Rich Aucoin: « United States »

L’auteur canadien d’indie pop Rich Aucoin est un adepte de l’album « high concept. » Qu’il recrute 500 musiciens pour un album ou qu’il synchronise ses disques avec des films classiques, chacune de ses œuvres intègre un élément ambitieux qui donne un sens à la démarche. La dernière œuvre d’Aucoin est potentiellement la plus convaincante. Son quatrième disque, United States, a été écrit alors qu’Aucoin se rendait de Los Angeles à New York en vélo, observant un empire en déclin, marqué par la division, la pauvreté, les excès et, avec tout cela, des lueurs d’espoir.

Chaque chanson correspond à l’un des 12 états visités par Aucoin, en commençant par la Californie et en remontant vers l’est, le sud et la côte est. L’ouverture « Kayfabe » met l’auditeur dans la peau d’Aucoin alors qu’il commence son voyage en disant « Je ne pouvais pas le faire/Vivre le rêve américain/Je ne l’ai pas écrit/Je l’ai lu dans un magazine » (I just couldn’t do it/Livin’ the American Dream/I didn’t write it/I read it in a magazine).

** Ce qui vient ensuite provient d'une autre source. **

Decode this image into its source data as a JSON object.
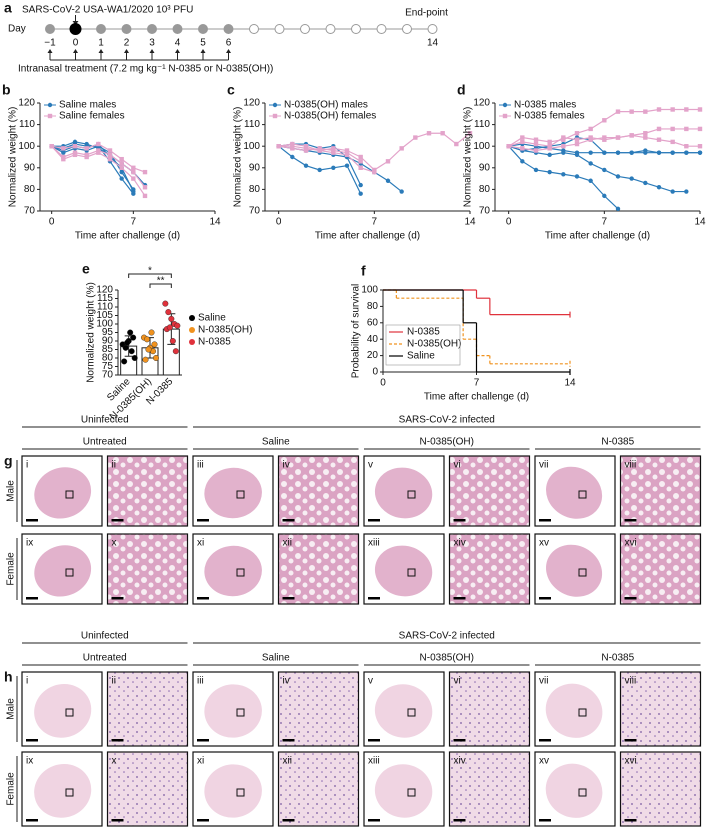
{
  "panel_a": {
    "letter": "a",
    "infection": "SARS-CoV-2 USA-WA1/2020 10³ PFU",
    "day": "Day",
    "days": [
      "−1",
      "0",
      "1",
      "2",
      "3",
      "4",
      "5",
      "6"
    ],
    "end_day": "14",
    "endpoint": "End-point",
    "treatment": "Intranasal treatment (7.2 mg kg⁻¹ N-0385 or N-0385(OH))"
  },
  "chart_data": [
    {
      "letter": "b",
      "type": "line",
      "xlabel": "Time after challenge (d)",
      "ylabel": "Normalized weight (%)",
      "x": [
        0,
        1,
        2,
        3,
        4,
        5,
        6,
        7,
        8,
        9,
        10,
        11,
        12,
        13,
        14
      ],
      "xlim": [
        -1,
        14
      ],
      "xticks": [
        0,
        7,
        14
      ],
      "ylim": [
        70,
        120
      ],
      "yticks": [
        70,
        80,
        90,
        100,
        110,
        120
      ],
      "legend": "top-left",
      "series": [
        {
          "name": "Saline males",
          "color": "#2b7bb9",
          "marker": "circle",
          "lines": [
            [
              100,
              99,
              101,
              100,
              100,
              97,
              88,
              80,
              null,
              null,
              null,
              null,
              null,
              null,
              null
            ],
            [
              100,
              98,
              100,
              99,
              101,
              95,
              90,
              79,
              null,
              null,
              null,
              null,
              null,
              null,
              null
            ],
            [
              100,
              97,
              99,
              98,
              100,
              93,
              85,
              78,
              null,
              null,
              null,
              null,
              null,
              null,
              null
            ],
            [
              100,
              100,
              102,
              101,
              99,
              96,
              92,
              88,
              82,
              null,
              null,
              null,
              null,
              null,
              null
            ]
          ]
        },
        {
          "name": "Saline females",
          "color": "#e3a3ca",
          "marker": "square",
          "lines": [
            [
              100,
              95,
              97,
              96,
              98,
              96,
              92,
              88,
              81,
              null,
              null,
              null,
              null,
              null,
              null
            ],
            [
              100,
              94,
              96,
              95,
              97,
              94,
              90,
              85,
              77,
              null,
              null,
              null,
              null,
              null,
              null
            ],
            [
              100,
              99,
              100,
              99,
              101,
              98,
              94,
              90,
              88,
              null,
              null,
              null,
              null,
              null,
              null
            ]
          ]
        }
      ]
    },
    {
      "letter": "c",
      "type": "line",
      "xlabel": "Time after challenge (d)",
      "ylabel": "Normalized weight (%)",
      "x": [
        0,
        1,
        2,
        3,
        4,
        5,
        6,
        7,
        8,
        9,
        10,
        11,
        12,
        13,
        14
      ],
      "xlim": [
        -1,
        14
      ],
      "xticks": [
        0,
        7,
        14
      ],
      "ylim": [
        70,
        120
      ],
      "yticks": [
        70,
        80,
        90,
        100,
        110,
        120
      ],
      "legend": "top-left",
      "series": [
        {
          "name": "N-0385(OH) males",
          "color": "#2b7bb9",
          "marker": "circle",
          "lines": [
            [
              100,
              95,
              91,
              89,
              90,
              91,
              78,
              null,
              null,
              null,
              null,
              null,
              null,
              null,
              null
            ],
            [
              100,
              99,
              98,
              97,
              96,
              95,
              92,
              88,
              84,
              79,
              null,
              null,
              null,
              null,
              null
            ],
            [
              100,
              101,
              101,
              99,
              100,
              95,
              82,
              null,
              null,
              null,
              null,
              null,
              null,
              null,
              null
            ]
          ]
        },
        {
          "name": "N-0385(OH) females",
          "color": "#e3a3ca",
          "marker": "square",
          "lines": [
            [
              100,
              101,
              100,
              98,
              99,
              98,
              95,
              89,
              93,
              99,
              104,
              106,
              106,
              101,
              106
            ],
            [
              100,
              100,
              99,
              98,
              97,
              96,
              90,
              88,
              null,
              null,
              null,
              null,
              null,
              null,
              null
            ],
            [
              100,
              99,
              98,
              99,
              98,
              97,
              93,
              null,
              null,
              null,
              null,
              null,
              null,
              null,
              null
            ]
          ]
        }
      ]
    },
    {
      "letter": "d",
      "type": "line",
      "xlabel": "Time after challenge (d)",
      "ylabel": "Normalized weight (%)",
      "x": [
        0,
        1,
        2,
        3,
        4,
        5,
        6,
        7,
        8,
        9,
        10,
        11,
        12,
        13,
        14
      ],
      "xlim": [
        -1,
        14
      ],
      "xticks": [
        0,
        7,
        14
      ],
      "ylim": [
        70,
        120
      ],
      "yticks": [
        70,
        80,
        90,
        100,
        110,
        120
      ],
      "legend": "top-left",
      "series": [
        {
          "name": "N-0385 males",
          "color": "#2b7bb9",
          "marker": "circle",
          "lines": [
            [
              100,
              93,
              89,
              88,
              87,
              86,
              84,
              77,
              71,
              null,
              null,
              null,
              null,
              null,
              null
            ],
            [
              100,
              101,
              100,
              99,
              98,
              97,
              97,
              97,
              97,
              97,
              97,
              97,
              97,
              97,
              97
            ],
            [
              100,
              98,
              99,
              100,
              101,
              104,
              103,
              97,
              97,
              97,
              98,
              97,
              97,
              97,
              97
            ],
            [
              100,
              98,
              97,
              96,
              97,
              96,
              92,
              89,
              86,
              85,
              83,
              81,
              79,
              79,
              null
            ]
          ]
        },
        {
          "name": "N-0385 females",
          "color": "#e3a3ca",
          "marker": "square",
          "lines": [
            [
              100,
              104,
              103,
              102,
              103,
              106,
              108,
              112,
              116,
              116,
              116,
              117,
              117,
              117,
              117
            ],
            [
              100,
              102,
              101,
              100,
              104,
              103,
              104,
              103,
              104,
              105,
              106,
              108,
              108,
              108,
              108
            ],
            [
              100,
              99,
              98,
              99,
              100,
              101,
              103,
              104,
              104,
              105,
              104,
              103,
              102,
              100,
              100
            ]
          ]
        }
      ]
    },
    {
      "letter": "e",
      "type": "dot-bar",
      "ylabel": "Normalized weight (%)",
      "categories": [
        "Saline",
        "N-0385(OH)",
        "N-0385"
      ],
      "ylim": [
        70,
        120
      ],
      "yticks": [
        70,
        75,
        80,
        85,
        90,
        95,
        100,
        105,
        110,
        115,
        120
      ],
      "significance": [
        "*",
        "**"
      ],
      "groups": [
        {
          "name": "Saline",
          "color": "#000000",
          "mean": 87,
          "sd": 6,
          "points": [
            88,
            86,
            90,
            84,
            80,
            78,
            89,
            95,
            92
          ]
        },
        {
          "name": "N-0385(OH)",
          "color": "#f0921e",
          "mean": 86,
          "sd": 6,
          "points": [
            92,
            91,
            86,
            84,
            80,
            79,
            85,
            95,
            88
          ]
        },
        {
          "name": "N-0385",
          "color": "#e0323c",
          "mean": 97,
          "sd": 9,
          "points": [
            112,
            107,
            103,
            100,
            99,
            97,
            98,
            90,
            84
          ]
        }
      ]
    },
    {
      "letter": "f",
      "type": "survival",
      "xlabel": "Time after challenge (d)",
      "ylabel": "Probability of survival",
      "xlim": [
        0,
        14
      ],
      "xticks": [
        0,
        7,
        14
      ],
      "ylim": [
        0,
        100
      ],
      "yticks": [
        0,
        20,
        40,
        60,
        80,
        100
      ],
      "series": [
        {
          "name": "N-0385",
          "color": "#e0323c",
          "dash": false,
          "x": [
            0,
            7,
            8,
            14
          ],
          "values": [
            100,
            90,
            70,
            70
          ]
        },
        {
          "name": "N-0385(OH)",
          "color": "#f0921e",
          "dash": true,
          "x": [
            0,
            1,
            6,
            7,
            8,
            14
          ],
          "values": [
            100,
            90,
            40,
            20,
            10,
            10
          ]
        },
        {
          "name": "Saline",
          "color": "#000000",
          "dash": false,
          "x": [
            0,
            6,
            7,
            14
          ],
          "values": [
            100,
            60,
            0,
            0
          ]
        }
      ]
    }
  ],
  "panel_g": {
    "letter": "g",
    "group_top": [
      "Uninfected",
      "SARS-CoV-2 infected"
    ],
    "group_sub": [
      "Untreated",
      "Saline",
      "N-0385(OH)",
      "N-0385"
    ],
    "rows": [
      "Male",
      "Female"
    ],
    "numerals": [
      "i",
      "ii",
      "iii",
      "iv",
      "v",
      "vi",
      "vii",
      "viii",
      "ix",
      "x",
      "xi",
      "xii",
      "xiii",
      "xiv",
      "xv",
      "xvi"
    ]
  },
  "panel_h": {
    "letter": "h",
    "group_top": [
      "Uninfected",
      "SARS-CoV-2 infected"
    ],
    "group_sub": [
      "Untreated",
      "Saline",
      "N-0385(OH)",
      "N-0385"
    ],
    "rows": [
      "Male",
      "Female"
    ],
    "numerals": [
      "i",
      "ii",
      "iii",
      "iv",
      "v",
      "vi",
      "vii",
      "viii",
      "ix",
      "x",
      "xi",
      "xii",
      "xiii",
      "xiv",
      "xv",
      "xvi"
    ]
  }
}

C’est un début fulgurant, jouant sur des classiques américains tels que les Beach Boys avec une touche d’électro pop. L’amour d’Aucoin pour la musique du passé américain se manifeste pleinement dans cetopus, tant il marie les tons chauds de la soul et du gospel à des sections rythmiques électroniques et des lignes de synthétiseurs contagieuses.

Cette affection dévotionnelle pour les classiques se retrouve également dans le morceau suivant, « How It Breaks ». Ce titre est probablement le plus orienté vers le côté protestataire du chanteur. Aucoin, avec sa bande-son teintée de gospel qui fait explicitement référence à la brutalité policière, à la crise de Flint Water et à notre discours polarisé en ligne. Le morceau interpole même les « Young Americans » de David Bowie avant de retourner les paroles sur leur tête : « C’était un jeune Américain / Tué pour la couleur de sa peau » (He was a young American/Killed for the color of his skin). Aucoin touche également les pierres de touche du discours politique en descendant dans le Sud. Il s’attaque au mur de la frontière avec le style pop de « Walls » et à la violence des armes à feu avec le rythme rock de « Reset ». Plus tard, Aucoin apportera un hymne populiste groovy avec « Blue Highways », insistant sur le fait que le tollé populaire atteindra bientôt le 1%. Les chansons qui en résultent sont toutes des morceaux de pop rock accrocheurs et il est difficile de blâmer le cœur d’Aucoin. Cependant, tout en visant le profond, il peut au contraire atterrir sur des platitudes prêchantes en effet, des paroles telles que « Et ces murs / Séparés de toi et moi / Et ces murs devraient tomber » (And these walls/Separated from you and me/And these walls should fall) peuvent être un peu trop prononcées, ce qui en atténue l’impact.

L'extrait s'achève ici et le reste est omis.